Statement by Michelle Bachelet, UN High Commissioner for Human Rights
St Petersburg, 15 May 2019
Prime Minister Medvedev,
Dobroye utro! Vernut'sya v Rossiyu ochen' priyatno dazhe dlya takogo korotkogo vizita. (Good morning. It is a real pleasure to be back in Russia, even for such a short visit)
I am impressed by the range of issues included in the Programme of this Forum, from the philosophical "Law as an Art" to the technical and specific issues of insolvency or arbitration. It shows the consistent interest of many stakeholders in Russia in the role of law -- and international law, in particular.
Dostoevsky told us, "The secret of human existence lies not in just staying alive, but having something to live for". We could say that Law is what brings meaning and vision to the State. States may have many peoples, with many languages, a fixed territory and a monopoly of the use of force and courts.
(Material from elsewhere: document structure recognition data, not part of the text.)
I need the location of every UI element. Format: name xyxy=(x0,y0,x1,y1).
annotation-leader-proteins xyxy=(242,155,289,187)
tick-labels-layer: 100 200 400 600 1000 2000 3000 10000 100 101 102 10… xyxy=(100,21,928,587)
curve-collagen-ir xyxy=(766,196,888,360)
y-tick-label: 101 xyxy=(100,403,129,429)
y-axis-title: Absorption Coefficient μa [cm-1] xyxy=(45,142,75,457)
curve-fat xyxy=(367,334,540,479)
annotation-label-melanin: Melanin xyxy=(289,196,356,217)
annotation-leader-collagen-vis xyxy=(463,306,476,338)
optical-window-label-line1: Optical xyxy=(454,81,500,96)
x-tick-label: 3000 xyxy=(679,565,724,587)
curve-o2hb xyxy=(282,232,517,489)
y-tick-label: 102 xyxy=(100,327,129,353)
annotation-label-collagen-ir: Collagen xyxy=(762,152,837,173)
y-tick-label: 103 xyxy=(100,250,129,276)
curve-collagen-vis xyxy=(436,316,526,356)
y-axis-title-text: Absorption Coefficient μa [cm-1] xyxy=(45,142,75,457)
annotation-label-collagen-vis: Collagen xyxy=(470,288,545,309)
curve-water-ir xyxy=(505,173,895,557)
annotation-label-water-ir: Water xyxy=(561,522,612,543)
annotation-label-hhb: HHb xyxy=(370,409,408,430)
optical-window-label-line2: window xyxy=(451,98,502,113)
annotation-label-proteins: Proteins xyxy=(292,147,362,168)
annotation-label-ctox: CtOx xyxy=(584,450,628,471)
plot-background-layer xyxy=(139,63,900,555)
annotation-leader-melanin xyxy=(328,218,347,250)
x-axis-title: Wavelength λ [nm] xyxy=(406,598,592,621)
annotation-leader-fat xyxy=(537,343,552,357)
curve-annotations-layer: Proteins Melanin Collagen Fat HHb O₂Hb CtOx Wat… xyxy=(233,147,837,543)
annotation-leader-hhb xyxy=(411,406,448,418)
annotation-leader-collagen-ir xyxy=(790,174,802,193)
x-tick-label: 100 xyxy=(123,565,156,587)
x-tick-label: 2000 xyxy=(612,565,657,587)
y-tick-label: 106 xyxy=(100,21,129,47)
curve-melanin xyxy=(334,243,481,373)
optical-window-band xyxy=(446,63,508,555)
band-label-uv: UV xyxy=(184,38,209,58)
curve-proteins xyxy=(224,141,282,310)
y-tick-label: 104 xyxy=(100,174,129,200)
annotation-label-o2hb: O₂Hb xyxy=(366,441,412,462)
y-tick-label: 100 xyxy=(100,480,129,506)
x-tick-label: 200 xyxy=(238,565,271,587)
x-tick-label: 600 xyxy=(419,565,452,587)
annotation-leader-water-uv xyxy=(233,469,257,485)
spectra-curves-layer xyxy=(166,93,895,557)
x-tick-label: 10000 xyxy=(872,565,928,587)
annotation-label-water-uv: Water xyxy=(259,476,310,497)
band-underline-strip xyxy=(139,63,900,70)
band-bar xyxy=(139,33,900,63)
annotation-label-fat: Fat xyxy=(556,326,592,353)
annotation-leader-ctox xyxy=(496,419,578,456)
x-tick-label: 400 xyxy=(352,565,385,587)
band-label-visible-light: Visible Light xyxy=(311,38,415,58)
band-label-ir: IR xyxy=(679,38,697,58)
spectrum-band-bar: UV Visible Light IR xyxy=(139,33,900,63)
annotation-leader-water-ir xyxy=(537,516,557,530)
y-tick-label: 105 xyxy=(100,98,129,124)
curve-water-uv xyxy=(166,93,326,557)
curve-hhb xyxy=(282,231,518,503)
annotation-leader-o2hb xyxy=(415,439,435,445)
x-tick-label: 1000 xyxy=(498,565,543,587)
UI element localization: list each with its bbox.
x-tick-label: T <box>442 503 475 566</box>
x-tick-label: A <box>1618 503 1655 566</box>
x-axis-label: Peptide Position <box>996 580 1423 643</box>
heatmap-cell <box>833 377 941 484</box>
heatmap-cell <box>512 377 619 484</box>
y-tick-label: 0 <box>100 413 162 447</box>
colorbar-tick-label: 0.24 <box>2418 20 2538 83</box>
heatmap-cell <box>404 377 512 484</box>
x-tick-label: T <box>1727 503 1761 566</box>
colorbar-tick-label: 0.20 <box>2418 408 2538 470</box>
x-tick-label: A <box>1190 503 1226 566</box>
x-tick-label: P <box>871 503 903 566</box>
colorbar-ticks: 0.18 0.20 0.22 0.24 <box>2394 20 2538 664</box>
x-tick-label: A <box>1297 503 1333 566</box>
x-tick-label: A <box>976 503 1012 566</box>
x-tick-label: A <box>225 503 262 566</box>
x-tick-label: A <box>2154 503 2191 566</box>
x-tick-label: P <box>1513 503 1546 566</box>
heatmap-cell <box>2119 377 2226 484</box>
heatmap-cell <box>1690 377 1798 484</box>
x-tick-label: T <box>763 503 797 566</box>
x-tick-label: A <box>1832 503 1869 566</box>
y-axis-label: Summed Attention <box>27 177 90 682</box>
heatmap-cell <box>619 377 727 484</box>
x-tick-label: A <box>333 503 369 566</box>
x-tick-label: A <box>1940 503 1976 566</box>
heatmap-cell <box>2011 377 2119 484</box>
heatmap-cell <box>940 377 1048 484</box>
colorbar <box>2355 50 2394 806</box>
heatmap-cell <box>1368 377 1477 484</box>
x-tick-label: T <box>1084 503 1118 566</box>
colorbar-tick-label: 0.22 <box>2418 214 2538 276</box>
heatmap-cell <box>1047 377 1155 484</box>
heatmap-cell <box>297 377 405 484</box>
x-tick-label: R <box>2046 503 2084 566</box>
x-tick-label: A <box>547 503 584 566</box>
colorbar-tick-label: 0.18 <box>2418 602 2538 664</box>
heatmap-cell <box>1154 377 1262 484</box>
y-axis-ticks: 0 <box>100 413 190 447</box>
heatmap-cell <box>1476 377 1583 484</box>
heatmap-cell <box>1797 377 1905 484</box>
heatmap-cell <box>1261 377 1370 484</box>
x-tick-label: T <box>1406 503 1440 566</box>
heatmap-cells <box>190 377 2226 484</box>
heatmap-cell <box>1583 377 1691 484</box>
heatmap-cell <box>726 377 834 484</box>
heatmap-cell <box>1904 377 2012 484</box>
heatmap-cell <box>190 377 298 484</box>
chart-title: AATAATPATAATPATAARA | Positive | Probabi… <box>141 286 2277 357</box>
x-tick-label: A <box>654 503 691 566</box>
But what brings hope and confidence to the people is the forward-looking projection of shared principles embodied in the law.
What, then, is human rights law? By laying out the fundamental freedoms and rights of every person on our planet, international human rights law describes the meaning and the values, which bind us. It expresses some of the very powerful core requirements for every human being – that we share our basic nature, and must care for each others’ destinies; that we are intrinsically equal; and that each of us is equally deserving of dignity, well-being and freedom.
But human rights law is not an idealised image, pretty yet meaningless. It is a robust and practical tool.
With human rights norms, standards, jurisprudence and mechanisms, we build societies that are truly strong -- because they are fair. We freely elect leaders, who are powerful because they are accountable: they serve the people, not themselves. We enjoy a more resilient and beneficial development, because it seeks the contributions of everyone.
To rule BY law is to impose injustice from above. Apartheid, and many contemporary forms of discrimination -- including refusal of women’s rights – have been based on laws. Today, in a growing number of countries, legislation enables governments to crush the voices of their critics. This, too, is typical, as the laws produced through rule BY law are rarely applied to those people who have power; they are by essence arbitrary, because they are a tool of power, not of justice.
In such cases, where the laws themselves are unjust, they generate resentment and inequality. This weakens social harmony – the unity of values and respect at the base of resilient societies. It also erodes the legitimacy of the authorities; saps the innate strength and resilience of society; and weakens social unity, respect, and shared development.
In contrast, the rule OF law fulfills fundamental rights, and ensures fair access to resources, as well as openness in government. No one is above the law, and everyone has access to the law’s protection. By imposing limits on the exercise of power by agents of the state, and protecting the human rights of all people, the rule OF law serves the public interest.
What then is the Art of the Law? It is that gesture which extends beyond the narrow concept of laws as arbitrary rules. In that amplitude and resonance, the code of national laws, which may arise from quite specific – and even diverging – philosophical, historical and ethical approaches, creates out of those factors a body of principles which reflect real justice.
That moment of Art may be guided by the great international declarations and treaties, which have universal resonance, expressing codes of principle that are common to all human beings.
In fact, in our world today, every country has ratified at least one international human rights treaty.
Today, digital technologies are poised to alter almost every aspect of our lives – healthcare, education, employment, privacy and more. The Prime Minister spoke at length today about these aspects. The role of the State must be to ensure these technologies benefit human beings. I was recently visiting Silicon Valley in the US with the view to discuss exactly these aspects and their connection to human rights – their impact on the human rights of people across the globe. We have already identified some flaws in even the most advanced technologies, and their in-built bias, including racial bias and gender bias, due to the influence of discriminatory views in the construction of IT and AI systems. It is no coincidence that the majority of the IT developers in the Silicon Valley are white males.
Some of the dilemmas created by the new connective technologies hark back to very ancient challenges – such as the spread of false propaganda, and speech, which incites violence against minorities, such as extreme violence against Rohingya in Myanmar. Other digital challenges, such as the potential for a completely unprecedented scale of surveillance, are new. My Office is working on how to address these new challenges for human rights, and specifically, how to avoid built-in bias and hate speech.
Law-making is not the only tool at the State’s disposal; still, it may be a very useful tool. But the laws which are drawn up must reflect the deeper urge of justice. Those most directly impacted must have a say in shaping the law – including not only members of Parliaments, but also non-governmental experts and civil society. Here again, human rights law, grounded in long experience, and shaped by deep-seated, principle, can be our guide.
Your country has been a leading force in the development of much international law. And its commitment to the 2030 Agenda for Sustainable Development is unquestionable. Within that Agenda, Sustainable Development Goal 16 calls for "the provision of access to justice for all", with "effective, accountable institutions at all levels".
I look forward to the work of this Forum, and many other distinguished bodies, to promote that vital endeavour.